UN Pushes For More Peacekeepers In CAR Amidst Intensifying Violence

Secretary-General of the United Nations, Antonio Guterres, has called for an extra 900 peacekeepers to be deployed in the Central African Republic. The request comes after an uptick in ethnic and religious-based violence against civilians in the country.

In a report to the United Nations Security Council, Guterres recommended an extra 900 troops be deployed to the Central African Republic. The existing United Nations peacekeeping force, the Multidimensional Integrated Stabilization Mission in the Central African Republic (MINUSCA), was deployed in 2014 and had been due to end on November 15, 2017. If Guterres’ recommendation is approved, the number of MINUSCA military personnel will increase to 11,650. According to Guterres, the additional troops will allow MINUSCA to influence security situations, rather than simply react to them, and protect civilians from growing violence. “Across the country, communal tensions are growing. Violence is spreading. And the humanitarian situation is deteriorating,” Guterres stated.

The Central African Republic is one of the most dangerous countries in the world for both civilians and peacekeepers. The country has been wracked by violence since late 2012, when the predominantly Muslim Seleka rebels overthrew the Christian president to seize power. Despite peaceful elections being held early last year, armed groups still control large swaths of the country. This year has seen a rise in sectarian violence, with United Nations Aid Chief, Stephen O’Brien, warning in August that there were “early warning signs of genocide” in the renewed clashes, and cautioning that “the risk of a relapse into another large-scale humanitarian crisis is imminent,” if the United Nations did not act.

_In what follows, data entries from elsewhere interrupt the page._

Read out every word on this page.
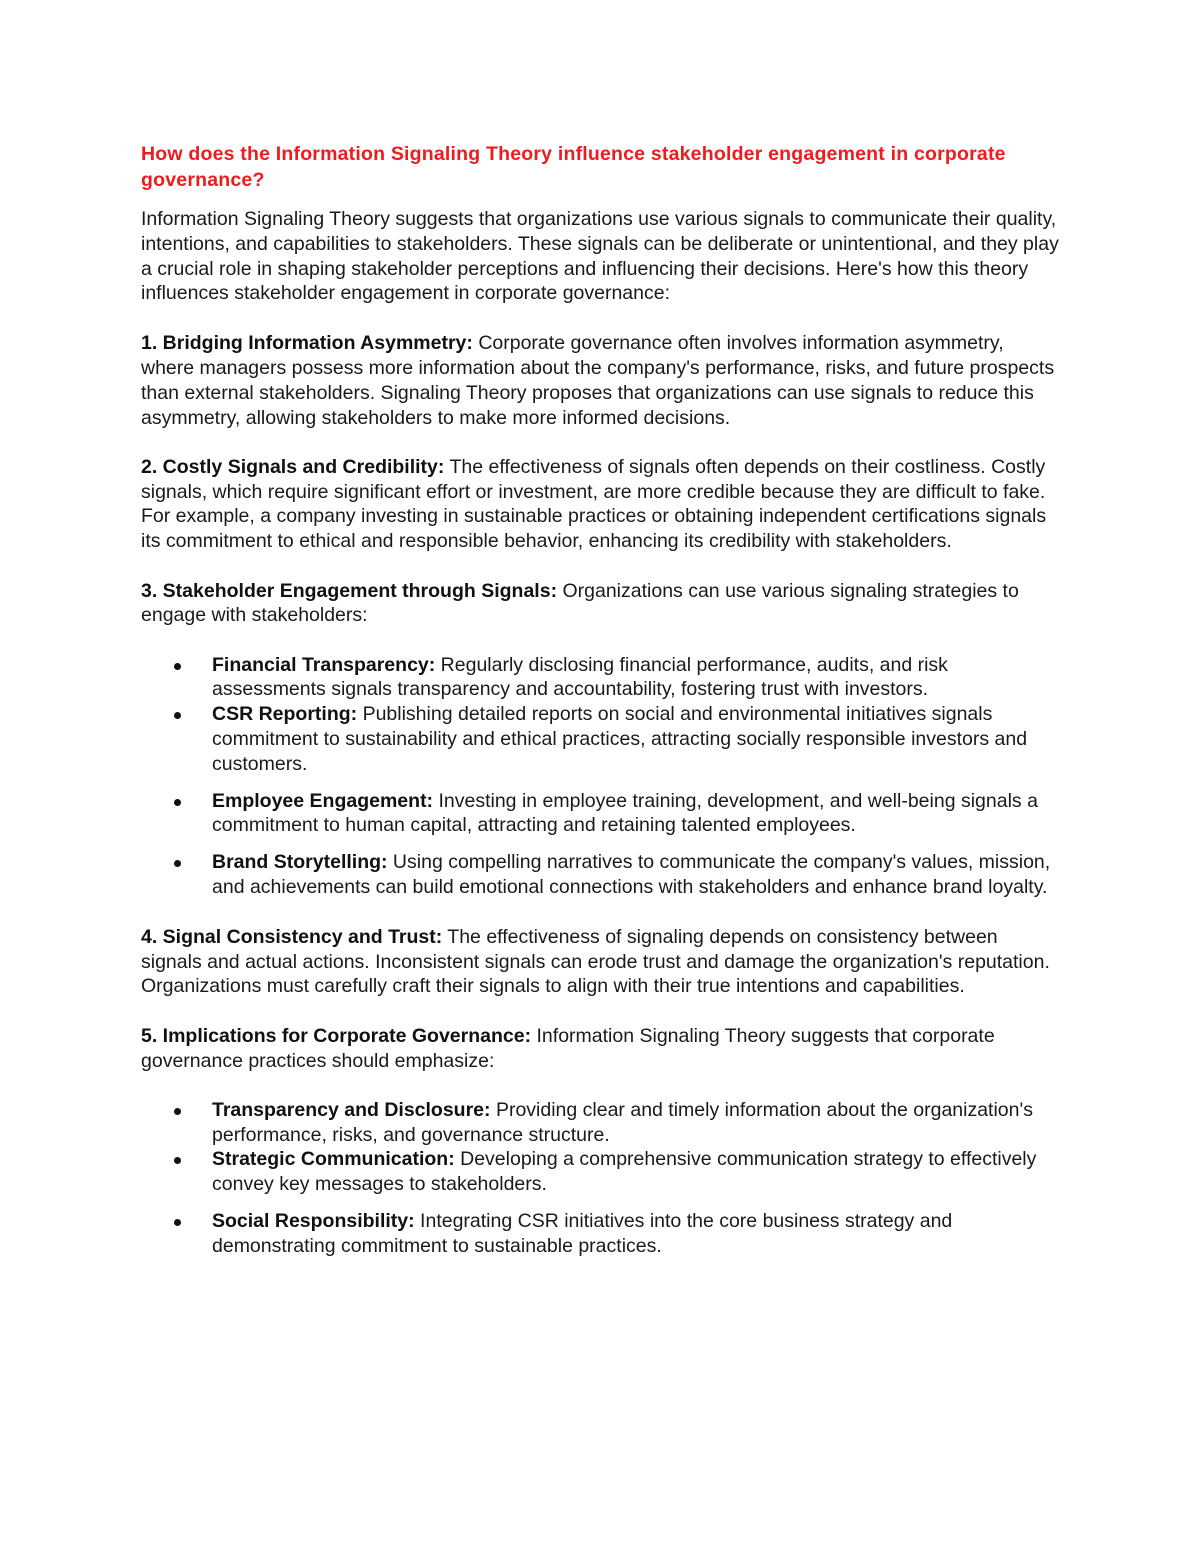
How does the Information Signaling Theory influence stakeholder engagement in corporate governance?

Information Signaling Theory suggests that organizations use various signals to communicate their quality, intentions, and capabilities to stakeholders. These signals can be deliberate or unintentional, and they play a crucial role in shaping stakeholder perceptions and influencing their decisions. Here's how this theory influences stakeholder engagement in corporate governance:

1. Bridging Information Asymmetry: Corporate governance often involves information asymmetry, where managers possess more information about the company's performance, risks, and future prospects than external stakeholders. Signaling Theory proposes that organizations can use signals to reduce this asymmetry, allowing stakeholders to make more informed decisions.

2. Costly Signals and Credibility: The effectiveness of signals often depends on their costliness. Costly signals, which require significant effort or investment, are more credible because they are difficult to fake. For example, a company investing in sustainable practices or obtaining independent certifications signals its commitment to ethical and responsible behavior, enhancing its credibility with stakeholders.

3. Stakeholder Engagement through Signals: Organizations can use various signaling strategies to engage with stakeholders:

Financial Transparency: Regularly disclosing financial performance, audits, and risk assessments signals transparency and accountability, fostering trust with investors.
CSR Reporting: Publishing detailed reports on social and environmental initiatives signals commitment to sustainability and ethical practices, attracting socially responsible investors and customers.
Employee Engagement: Investing in employee training, development, and well-being signals a commitment to human capital, attracting and retaining talented employees.
Brand Storytelling: Using compelling narratives to communicate the company's values, mission, and achievements can build emotional connections with stakeholders and enhance brand loyalty.

4. Signal Consistency and Trust: The effectiveness of signaling depends on consistency between signals and actual actions. Inconsistent signals can erode trust and damage the organization's reputation. Organizations must carefully craft their signals to align with their true intentions and capabilities.

5. Implications for Corporate Governance: Information Signaling Theory suggests that corporate governance practices should emphasize:

Transparency and Disclosure: Providing clear and timely information about the organization's performance, risks, and governance structure.
Strategic Communication: Developing a comprehensive communication strategy to effectively convey key messages to stakeholders.
Social Responsibility: Integrating CSR initiatives into the core business strategy and demonstrating commitment to sustainable practices.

Guterres’ call for more peacekeepers has been welcomed by human rights groups, who have documented increasingly violent attacks against civilians in recent months. In September, Amnesty International called for stronger action after MINUSCA failed to prevent a wave of brutal attacks against civilians in Basse-Kotto. Describing the peacekeeping force as “stretched thin,” the human rights group called for a review of MINUSCA’s capacity to carry out its mandate. The Senior Crisis Response Adviser, Joanne Mariner, acknowledges the many lives MINUSCA has saved in CAR, “their failures risk destroying public confidence in the peacekeeping mission and are putting thousands of people in danger.”

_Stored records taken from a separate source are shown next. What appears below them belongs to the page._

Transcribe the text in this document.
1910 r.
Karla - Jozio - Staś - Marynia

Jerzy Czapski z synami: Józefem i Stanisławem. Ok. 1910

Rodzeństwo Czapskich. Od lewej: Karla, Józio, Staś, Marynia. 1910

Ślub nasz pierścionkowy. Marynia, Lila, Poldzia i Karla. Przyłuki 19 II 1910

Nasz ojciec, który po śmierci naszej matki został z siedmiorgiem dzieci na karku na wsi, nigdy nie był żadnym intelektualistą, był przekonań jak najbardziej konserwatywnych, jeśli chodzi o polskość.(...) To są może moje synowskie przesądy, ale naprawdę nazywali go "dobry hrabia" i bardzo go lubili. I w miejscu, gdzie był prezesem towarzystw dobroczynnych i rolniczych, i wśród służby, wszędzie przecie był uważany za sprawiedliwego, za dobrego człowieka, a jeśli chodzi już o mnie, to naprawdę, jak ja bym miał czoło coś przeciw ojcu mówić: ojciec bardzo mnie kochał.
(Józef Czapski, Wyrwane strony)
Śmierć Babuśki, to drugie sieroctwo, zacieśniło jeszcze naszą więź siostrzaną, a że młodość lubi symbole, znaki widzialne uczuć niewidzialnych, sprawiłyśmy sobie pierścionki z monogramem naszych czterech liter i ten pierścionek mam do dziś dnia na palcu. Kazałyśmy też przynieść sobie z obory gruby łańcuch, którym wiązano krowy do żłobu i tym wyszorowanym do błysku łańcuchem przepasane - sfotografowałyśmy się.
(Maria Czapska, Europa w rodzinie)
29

Human Rights Watch said it supported Guterres’ request for more peacekeepers, describing MINUSCA as “instrumental” to protecting civilians in the Central African Republic. Human Rights Watch’s Lewis Mudge expresses the alarming rate at which civilian killings have been occurring in the Central African Republic over the course of 2017, and how this has led to the desperate need for protection. Mudge also states, “The Security Council should give the mission the resources it needs to protect civilians, including sufficient troop numbers to respond to the resurgence of violence threatening civilians and to protect camps for displaced people.”

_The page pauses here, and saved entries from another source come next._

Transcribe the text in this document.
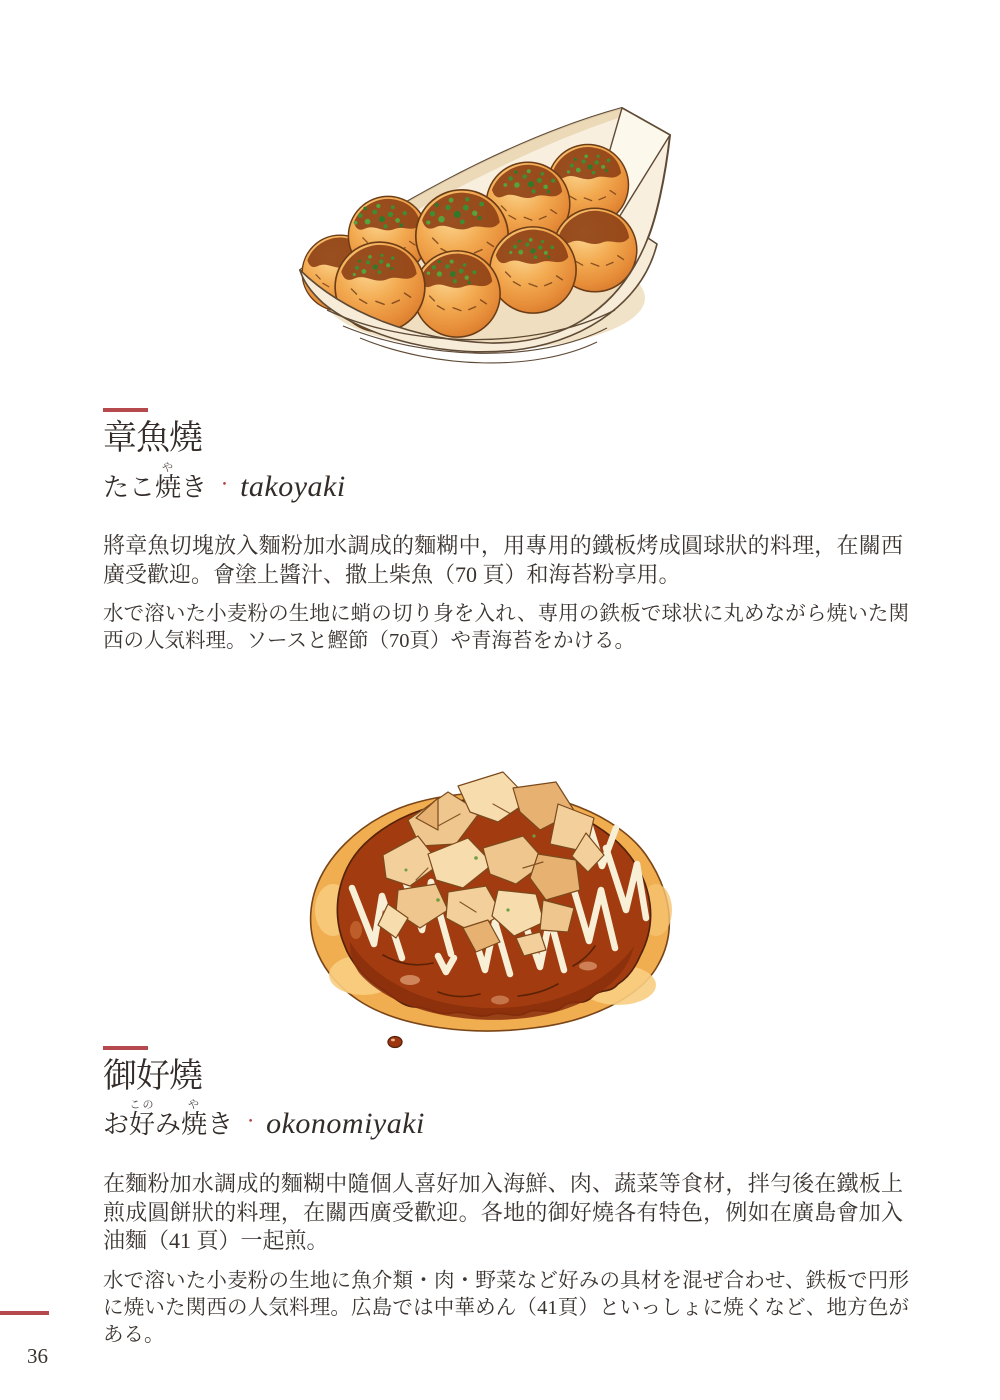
章魚燒
たこ焼やき ・ takoyaki

將章魚切塊放入麵粉加水調成的麵糊中，用專用的鐵板烤成圓球狀的料理，在關西廣受歡迎。會塗上醬汁、撒上柴魚（70 頁）和海苔粉享用。

水で溶いた小麦粉の生地に蛸の切り身を入れ、専用の鉄板で球状に丸めながら焼いた関西の人気料理。ソースと鰹節（70頁）や青海苔をかける。

御好燒
お好このみ焼やき ・ okonomiyaki

在麵粉加水調成的麵糊中隨個人喜好加入海鮮、肉、蔬菜等食材，拌勻後在鐵板上煎成圓餅狀的料理，在關西廣受歡迎。各地的御好燒各有特色，例如在廣島會加入油麵（41 頁）一起煎。

水で溶いた小麦粉の生地に魚介類・肉・野菜など好みの具材を混ぜ合わせ、鉄板で円形に焼いた関西の人気料理。広島では中華めん（41頁）といっしょに焼くなど、地方色がある。

36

Guterres’ proposal for an increased peacekeeping presence in the Central African Republic is a crucial step towards getting the nation back on the path to peace, but it alone cannot solve the country’s problems. In a trip to the Central African Republic this week, Guterres rightly said, “Nowhere in the world has the use of force alone resolved a conflict. We therefore need not only more peacekeepers, but more political initiatives for peace.” Long-term peace will require the international community’s financial, logistical and political support for the nation’s recovery and peace-building efforts. It will also require sustained international attention to a conflict that Samantha Powers, then American ambassador to the United Nations, once called “the worst crisis most people have never heard of.”